My difficulty is stemming from the fact that the sample mean leads to a standard deviation that, when comparing it to hypothetical population means, is ALWAYS smaller.
Why is it that the mean of a sample results in producing a standard deviation that will never be lower by using another mean?
I think, the most clear argument in favour of making such a correction is that: $\frac{\sum\limits_{i=1}^n (x_{i} - \bar x)^2}{\sigma^2} \sim \chi^{2}_{n-1}$ (Fisher's Lemma).
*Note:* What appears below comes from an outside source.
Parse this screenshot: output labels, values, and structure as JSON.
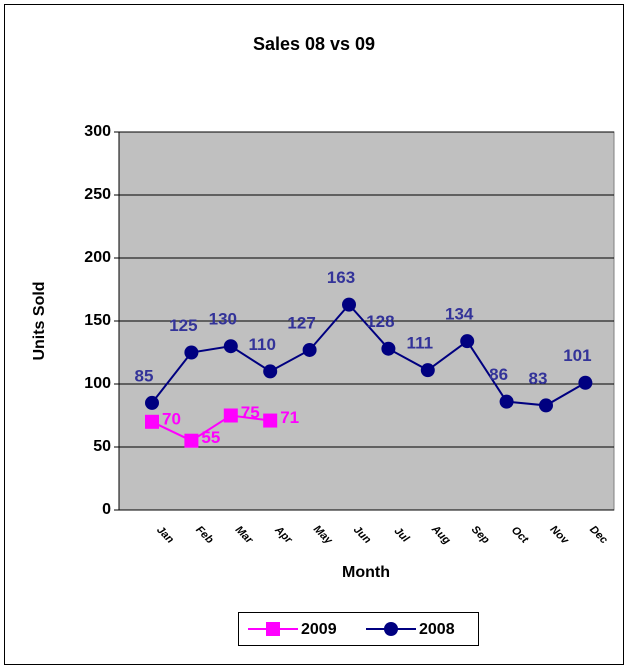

So, $\mathbb{E} \sum\limits_{i=1}^n (x_{i} - \bar x)^2 = \sigma^2 \cdot (n - 1) \Rightarrow \ $ the unbiased estimate of $\sigma^2$ would be $\frac{\sum\limits_{i=1}^n (x_{i} - \bar x)^2}{n - 1}$
If I understand you correctly, you're asking
Why does using $\bar x$ in $\sum(x_i-\bar x)^2/(n-1)$ give a smaller result than using any other value?
You can find the answer by looking at the quadratic function $$ f(z)=\sum_{i=1}^n\frac{(x_i-z)^2}{n-1} $$ If we dfferentiate it (with respect to $z$), we see that the derivative, which is a linear function in $z$ and thus only has one root, has a root at $z=\bar x$. Which means that $f(z)$ has its minimum there.
The use of $n-1$ instead of $n$ fixes the bias in estimation of the population variance.
Indeed: $$\sigma^2=\frac{\sum(X-\mu)^2}{N};s^2=\frac{\sum(X-\bar{X})^2}{n-1}\\ \mathbb E(s^2)=\mathbb E\left(\frac{\sum (X-\bar{X})^2}{n-1}\right)=\frac{1}{n-1}\mathbb E(\sum X^2-n\bar{X}^2)=\\ \frac1{n-1}\left[\sum \mathbb E(X^2)-n\mathbb E(\bar{X}^2)\right]=\\ \frac1{n-1}\left[n(\sigma^2+\mu^2)-n\left(\frac{\sigma^2}{n}+\mu^2\right)\right]=\frac{1}{n-1}\cdot [(n-1)\sigma^2]=\sigma^2,$$ where: $$Var(X)=\sigma^2=\mathbb E(X^2)-(\mathbb E(X))^2=\mathbb E(X^2)-\mu^2\Rightarrow \mathbb E(X^2)=\sigma^2+\mu^2\\ Var(\bar{X})=\mathbb E(\bar{X}^2)-(\mathbb E(\bar{X}))^2\Rightarrow \mathbb E(\bar{X}^2)=Var\left(\frac{\sum X}{n}\right)+\left(\mathbb E\left(\frac{\sum X}{n}\right)\right)^2= \frac{\sigma^2}{n}+\mu^2.$$